This Pentecost Sunday I pray not that we might get more of the Holy Spirit but that the Holy Spirit might get more of US–that our will, our reactions, our world-view, our very character should become controlled by the Spirit.


First off, who is the Holy Spirit? Let’s turn to a little known bishop of the first few hundred years of the Church. You’ve probably never heard of this guy. His friends called him Gus. Augustine. He said the Holy Spirit is the GIFT of God’s Love! “There is no gift of God more excellent than this. It alone distinguishes the sons of the eternal kingdom and the sons of eternal perdition.” He is saying the presence of the Holy Spirit is the thing that separates those in heaven from those in hell.  Gus and another unknown teacher named Tommy (Thomas) have described the Holy Spirit as the love between the Father and the Son.
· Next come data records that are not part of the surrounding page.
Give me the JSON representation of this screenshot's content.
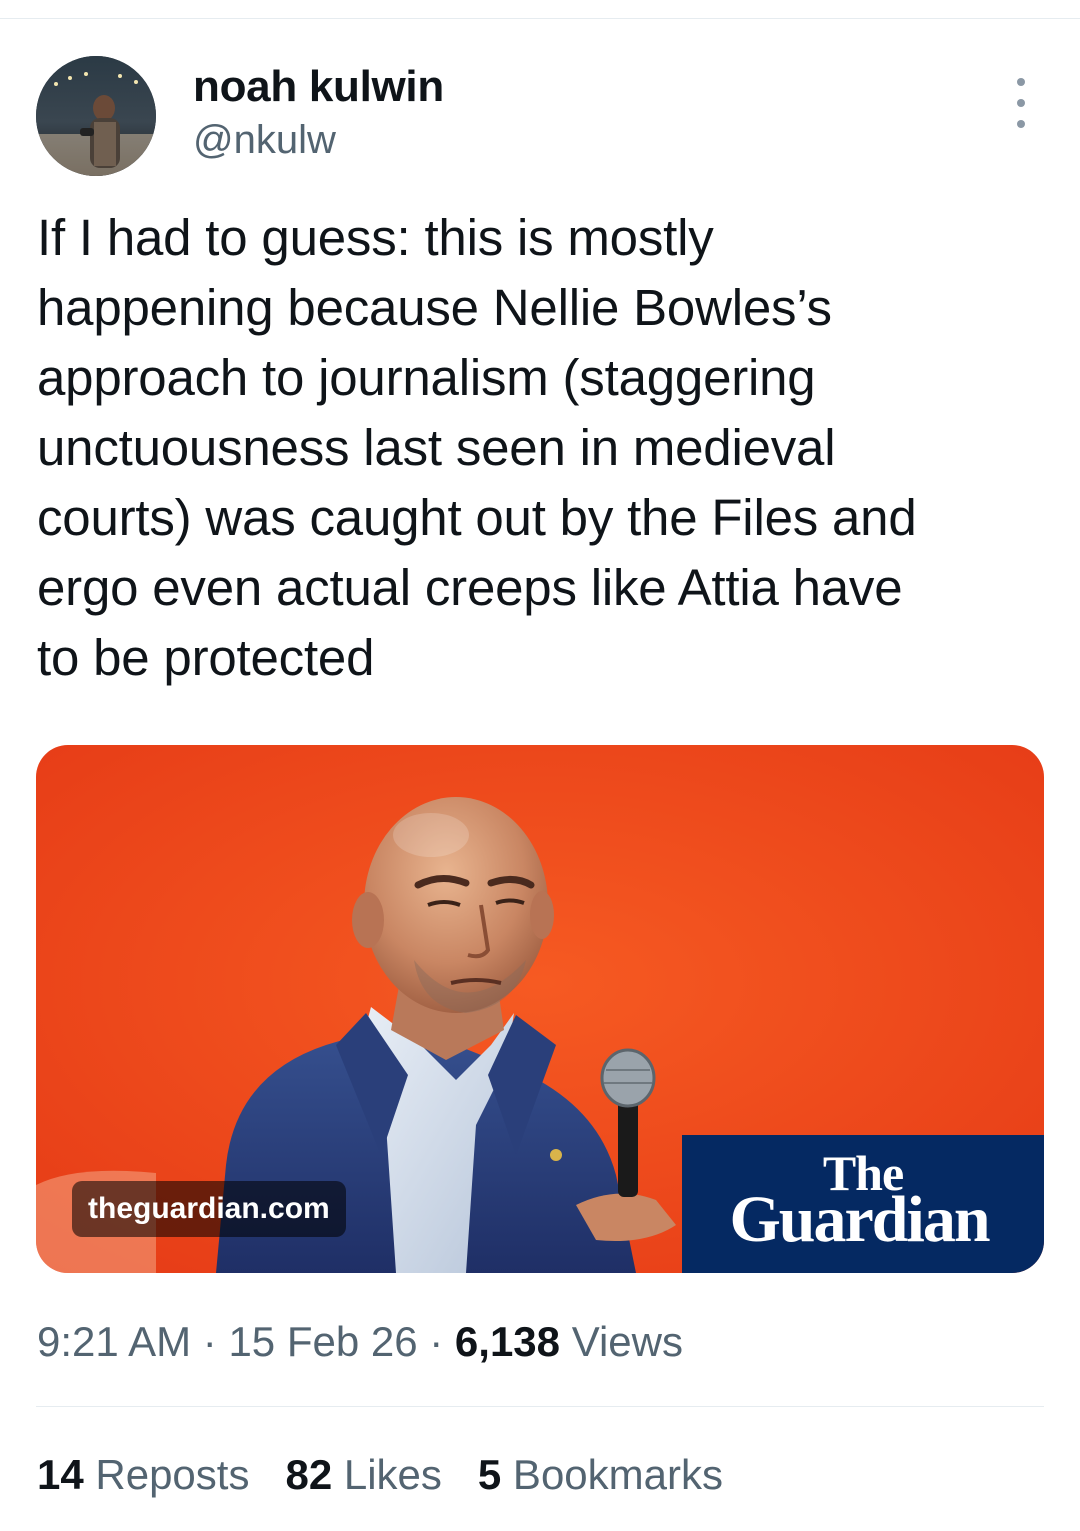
{
  "author": {
    "display_name": "noah kulwin",
    "handle": "@nkulw"
  },
  "tweet": {
    "lines": [
      "If I had to guess: this is mostly",
      "happening because Nellie Bowles’s",
      "approach to journalism (staggering",
      "unctuousness last seen in medieval",
      "courts) was caught out by the Files and",
      "ergo even actual creeps like Attia have",
      "to be protected"
    ]
  },
  "link_card": {
    "domain": "theguardian.com",
    "brand_the": "The",
    "brand_guardian": "Guardian",
    "colors": {
      "background": "#f04a1e",
      "brand_box": "#052962"
    }
  },
  "meta": {
    "time": "9:21 AM",
    "separator": " · ",
    "date": "15 Feb 26",
    "views_count": "6,138",
    "views_label": " Views"
  },
  "stats": {
    "reposts_count": "14",
    "reposts_label": " Reposts",
    "likes_count": "82",
    "likes_label": " Likes",
    "bookmarks_count": "5",
    "bookmarks_label": " Bookmarks"
  },
  "icons": {
    "more": "more-vertical-icon"
  }
}
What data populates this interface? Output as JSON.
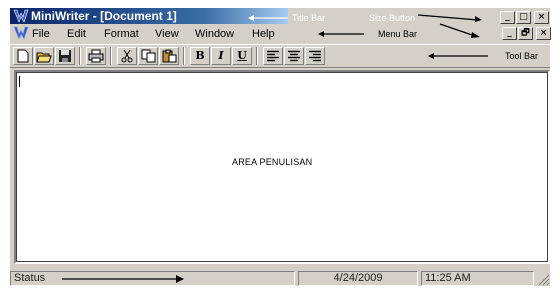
{
  "window": {
    "app_name": "MiniWriter",
    "title": "MiniWriter - [Document 1]",
    "controls": [
      "_",
      "□",
      "×"
    ],
    "doc_controls": [
      "_",
      "🗗",
      "×"
    ]
  },
  "annotations": {
    "title_bar": "Title Bar",
    "size_button": "Size Button",
    "menu_bar": "Menu Bar",
    "tool_bar": "Tool Bar"
  },
  "menu": {
    "items": [
      "File",
      "Edit",
      "Format",
      "View",
      "Window",
      "Help"
    ]
  },
  "toolbar": {
    "buttons": [
      {
        "name": "new-document-icon"
      },
      {
        "name": "open-folder-icon"
      },
      {
        "name": "save-disk-icon"
      },
      {
        "name": "print-icon"
      },
      {
        "name": "cut-scissors-icon"
      },
      {
        "name": "copy-icon"
      },
      {
        "name": "paste-icon"
      },
      {
        "name": "bold",
        "label": "B"
      },
      {
        "name": "italic",
        "label": "I"
      },
      {
        "name": "underline",
        "label": "U"
      },
      {
        "name": "align-left-icon"
      },
      {
        "name": "align-center-icon"
      },
      {
        "name": "align-right-icon"
      }
    ]
  },
  "editor": {
    "placeholder": "AREA PENULISAN"
  },
  "status": {
    "label": "Status",
    "date": "4/24/2009",
    "time": "11:25 AM"
  }
}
Or sometimes the love is described as the love between the Lover and the Beloved. The third Person is the Love.


So how does the Holy Spirit come to us? Initially and traditionally through Baptism. Occasionally through an encounter that starts with a little burst of faith and reception.


All four Gospels have the baptism with a formula that makes John’s baptism different from Jesus’—John the Baptist performed a baptism of repentance with water. Jesus baptizes with the Holy Spirit. If the word baptism means to be dunked, drowned, submerged… imagine being dunked, drowned, submerged into the actual love of God, into his Spirit. WOW!
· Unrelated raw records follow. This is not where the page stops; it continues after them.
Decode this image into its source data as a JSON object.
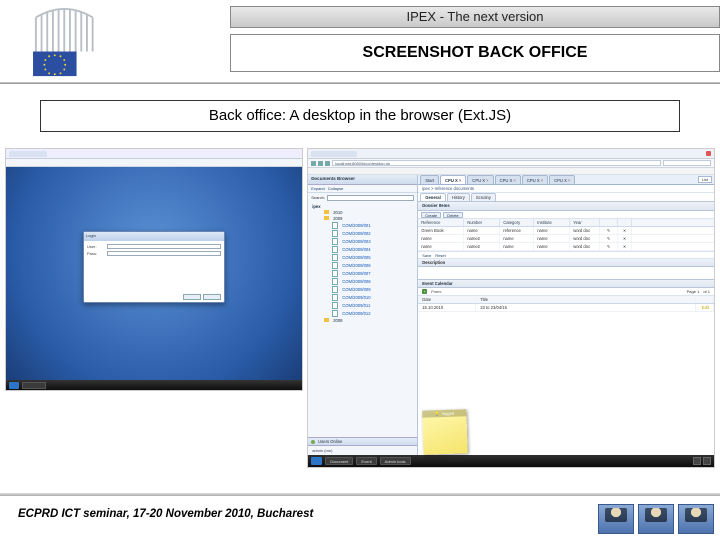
{
  "header": {
    "bar1": "IPEX - The next version",
    "bar2": "SCREENSHOT BACK OFFICE"
  },
  "subtitle": "Back office: A desktop in the browser (Ext.JS)",
  "footer": "ECPRD ICT seminar, 17-20 November 2010, Bucharest",
  "sc1": {
    "login_title": "Login",
    "user_label": "User:",
    "pass_label": "Pass:"
  },
  "sc2": {
    "url": "localhost:8080/bico/desktop.do",
    "tree_header": "Documents Browser",
    "tree_tool_expand": "Expand",
    "tree_tool_collapse": "Collapse",
    "search_label": "Search:",
    "tree_root": "ipex",
    "tree_years": [
      "2010",
      "2009",
      "2008"
    ],
    "tree_docs": [
      "COM/2009/001",
      "COM/2009/002",
      "COM/2009/003",
      "COM/2009/004",
      "COM/2009/005",
      "COM/2009/006",
      "COM/2009/007",
      "COM/2009/008",
      "COM/2009/009",
      "COM/2009/010",
      "COM/2009/011",
      "COM/2009/012"
    ],
    "subheader_users": "Users Online",
    "user_me": "admin (me)",
    "tabs_select": "List",
    "tabs": [
      "Start",
      "CPU X",
      "CPU X",
      "CPU X",
      "CPU X",
      "CPU X"
    ],
    "breadcrumb": "ipex > reference documents",
    "inner_tabs": [
      "General",
      "History",
      "Scrutiny"
    ],
    "grid_title": "Dossier Items",
    "grid_btn_create": "Create",
    "grid_btn_delete": "Delete",
    "grid_cols": [
      "Reference",
      "Number",
      "Category",
      "Institute",
      "Year",
      "",
      ""
    ],
    "grid_rows": [
      [
        "Green Book",
        "name",
        "reference",
        "name",
        "word doc",
        "✎",
        "✕"
      ],
      [
        "name",
        "name2",
        "name",
        "name",
        "word doc",
        "✎",
        "✕"
      ],
      [
        "name",
        "name2",
        "name",
        "name",
        "word doc",
        "✎",
        "✕"
      ]
    ],
    "tool_save": "Save",
    "tool_reset": "Reset",
    "desc_title": "Description",
    "cal_title": "Event Calendar",
    "cal_from": "From:",
    "cal_page": "Page 1",
    "cal_of": "of 1",
    "cal_cols": [
      "Date",
      "Title",
      ""
    ],
    "cal_rows": [
      [
        "15.10.2010",
        "23 to 23/04/15",
        "Edit"
      ]
    ],
    "note_title": "Tagged",
    "taskbar": [
      "Document",
      "Event",
      "Admin tools"
    ]
  }
}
Why does God send us His Spirit? God created us–but that’s not enough. Jesus becomes one of us—but that’s not enough. God is still outside us. The Spirit comes to live inside us.  Now he brings us his knowledge, wisdom, faith, hope, love and power so that we are more and more like Jesus. The same Spirit of Jesus is in us. It has the potential to animate our bodies and lives.


Fr. Raneiro Cantalamessa is a wise and wonderful theologian, author and preacher to the Pope. He says:

Now we need to understand the word ‘baptism’. ‘Baptism’ is a Greek word that can be understood in this way: a sunken wooden ship is a baptized ship. The wood is both completely immersed in the water, and the water has permeated into the very fiber of the wood. Not only has the use of the ship been severely altered, but the very substance of the ship is transformed.
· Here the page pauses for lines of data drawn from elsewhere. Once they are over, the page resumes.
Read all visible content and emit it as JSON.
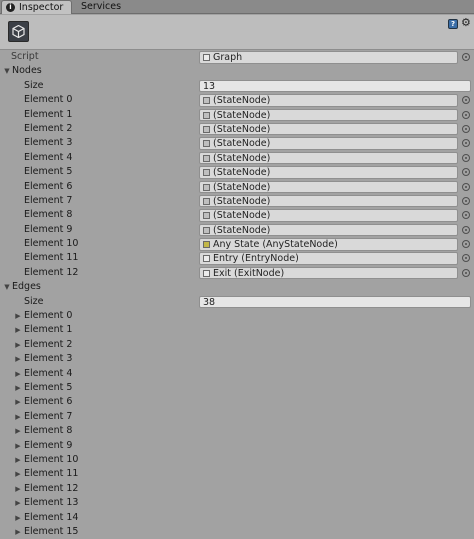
{
  "tabs": [
    {
      "label": "Inspector",
      "active": true
    },
    {
      "label": "Services",
      "active": false
    }
  ],
  "script": {
    "label": "Script",
    "value": "Graph"
  },
  "nodes": {
    "label": "Nodes",
    "size_label": "Size",
    "size": "13",
    "items": [
      {
        "label": "Element 0",
        "value": "(StateNode)",
        "icon": "state"
      },
      {
        "label": "Element 1",
        "value": "(StateNode)",
        "icon": "state"
      },
      {
        "label": "Element 2",
        "value": "(StateNode)",
        "icon": "state"
      },
      {
        "label": "Element 3",
        "value": "(StateNode)",
        "icon": "state"
      },
      {
        "label": "Element 4",
        "value": "(StateNode)",
        "icon": "state"
      },
      {
        "label": "Element 5",
        "value": "(StateNode)",
        "icon": "state"
      },
      {
        "label": "Element 6",
        "value": "(StateNode)",
        "icon": "state"
      },
      {
        "label": "Element 7",
        "value": "(StateNode)",
        "icon": "state"
      },
      {
        "label": "Element 8",
        "value": "(StateNode)",
        "icon": "state"
      },
      {
        "label": "Element 9",
        "value": "(StateNode)",
        "icon": "state"
      },
      {
        "label": "Element 10",
        "value": "Any State (AnyStateNode)",
        "icon": "yellow"
      },
      {
        "label": "Element 11",
        "value": "Entry (EntryNode)",
        "icon": "empty"
      },
      {
        "label": "Element 12",
        "value": "Exit (ExitNode)",
        "icon": "empty"
      }
    ]
  },
  "edges": {
    "label": "Edges",
    "size_label": "Size",
    "size": "38",
    "items": [
      "Element 0",
      "Element 1",
      "Element 2",
      "Element 3",
      "Element 4",
      "Element 5",
      "Element 6",
      "Element 7",
      "Element 8",
      "Element 9",
      "Element 10",
      "Element 11",
      "Element 12",
      "Element 13",
      "Element 14",
      "Element 15"
    ]
  },
  "icons": {
    "tab_info": "info-icon",
    "component": "unity-logo-icon",
    "help": "help-book-icon",
    "settings": "gear-icon",
    "picker": "object-picker-icon",
    "foldout": "foldout-triangle-icon"
  }
}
The plan of God in our lives is the same as in the life of Jesus when He walked the earth in the limitations of humanity. It was the Holy Spirit that caused Him to be conceived and was with Him as He grew and matured in obedience. The Holy Spirit empowered Him to walk in ministry in Israel, suffer, be crucified on our behalf, and be willing to die so that His Father’s plan might take full effect for all of us. This same Spirit of Holiness that enabled Him is now given by Him to enable us to walk in holiness of life with Him and in Him and for Him.

“Holiness is most simply understood as single-mindedness in wanting God to have the joy of guiding and enabling our lives.”

 

Let the Holy Spirit take you! Let your mind align with God’s! Here is a beautiful prayer to pray alongside Jesus:


ACT OF CONSECRATION TO THE HOLY SPIRIT

On my knees before the great multitude of heavenly witnesses, I offer myself, soul and body to You, Eternal Spirit of God. I adore the brightness of Your purity, the unerring keenness of Your justice, and the might of Your love. You are the Strength and Light of my soul. In You I live and move and am. I desire never to grieve You by unfaithfulness to grace and I pray with all my heart to be kept from the smallest sin against You. Mercifully guard my every thought and grant that I may always watch for Your light, and listen to Your voice, and follow Your gracious inspirations. I cling to You and give myself to You and ask You, by Your compassion to watch over me in my weakness. Holding the pierced Feet of Jesus and looking at His Five Wounds, and trusting in His Precious Blood and adoring His opened Side and stricken Heart, I implore You, Adorable Spirit, Helper of my infirmity, to keep me in Your grace that I may never sin against You. Give me grace, O Holy Spirit, Spirit of the Father and the Son to say to You always and everywhere, “Speak Lord for Your servant is listening.” Amen.